College is supposed to be a breeze. It's a giant cage where you grow up, make friends for life, recover from your mistakes, and create your own identity. But there are some logistics that you must get out of the way before embarking on your journey. After you've settled the microwave/TV/couch debacle with your roommates, it's time to break down your finances so you're set for the rest of the year. There's nothing worse than going into that Bursars office -- believe me, they don't want to see you either -- and bargain with them to get your meal plan and laundry back for a couple of weeks before you finish up your loan payments. Nikki Lavoie from Sallie Mae Communications shared some helpful tips with me for incoming students.
1. Have a plan for all. FOUR. YEARS. Too many families -- that's right, your whole family is involved in this process, not just you -- go through the process of paying for college year by year. If you have a plan for all four years, it takes a huge burden off of everyone you have to work with in order to pay for school: your family, the loan provider, and the financial aid office at your school. Stop asking how to pay for your first year, and be realistic about your income in the present, not the future in order to pay for college efficiently.

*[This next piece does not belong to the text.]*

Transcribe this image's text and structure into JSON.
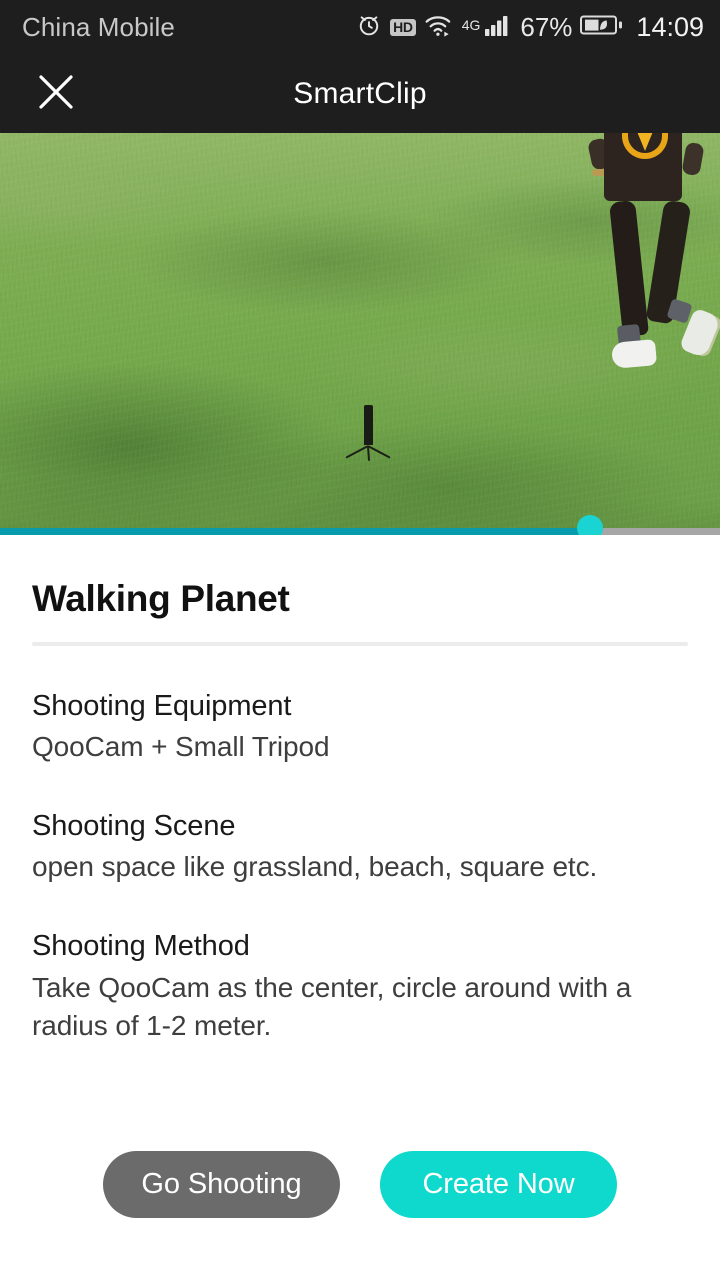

2. Look at your loan provider for hidden scholarships. There are millions of dollars worth of scholarships out there for students. One of the places people never think to look is their loan provider. www.collegeanswer.com has billions -- yeah, with a b -- of scholarships for students all across the country. If you think there's not enough money out there, or that financial aid is your only option, think again.
3. Speak the language. Financial literacy is tough to learn, especially right before the most fun time of your life, but you have to at least learn the basics. Know the limits of your work study job, have a basic tuition payment plan, and inquire about your interest rates early on. You can make small payments toward your loans while you're in school as well; $25 a month all four years will go a long way toward deducting your interest rates when you get out of school. Proactively participating in the financial conversation early, along with whoever else may be paying your bills, will help you immensely in the long run.
4. Know how to ask for help, If you need help, ask. But don't go to your economics teacher (unless you know they were a former student loan customer service rep). Get help from someone who will be patient with you, talk to you and your family about your options, and will break down your payments for you. Anyone in the financial aid office at your school, and the customer service representatives from any loan company can assist you with any issues that come up.
5. Never, EVER take out more than you need. If you think your loans can pay for your groceries, rent, and club entrance fee, you are sadly mistaken. You'll be paying that plus interest after you graduate, so focus on getting a part time job while in college (there are usually tons of great jobs on campus, and some are even tax-free) and pave your way with your own money.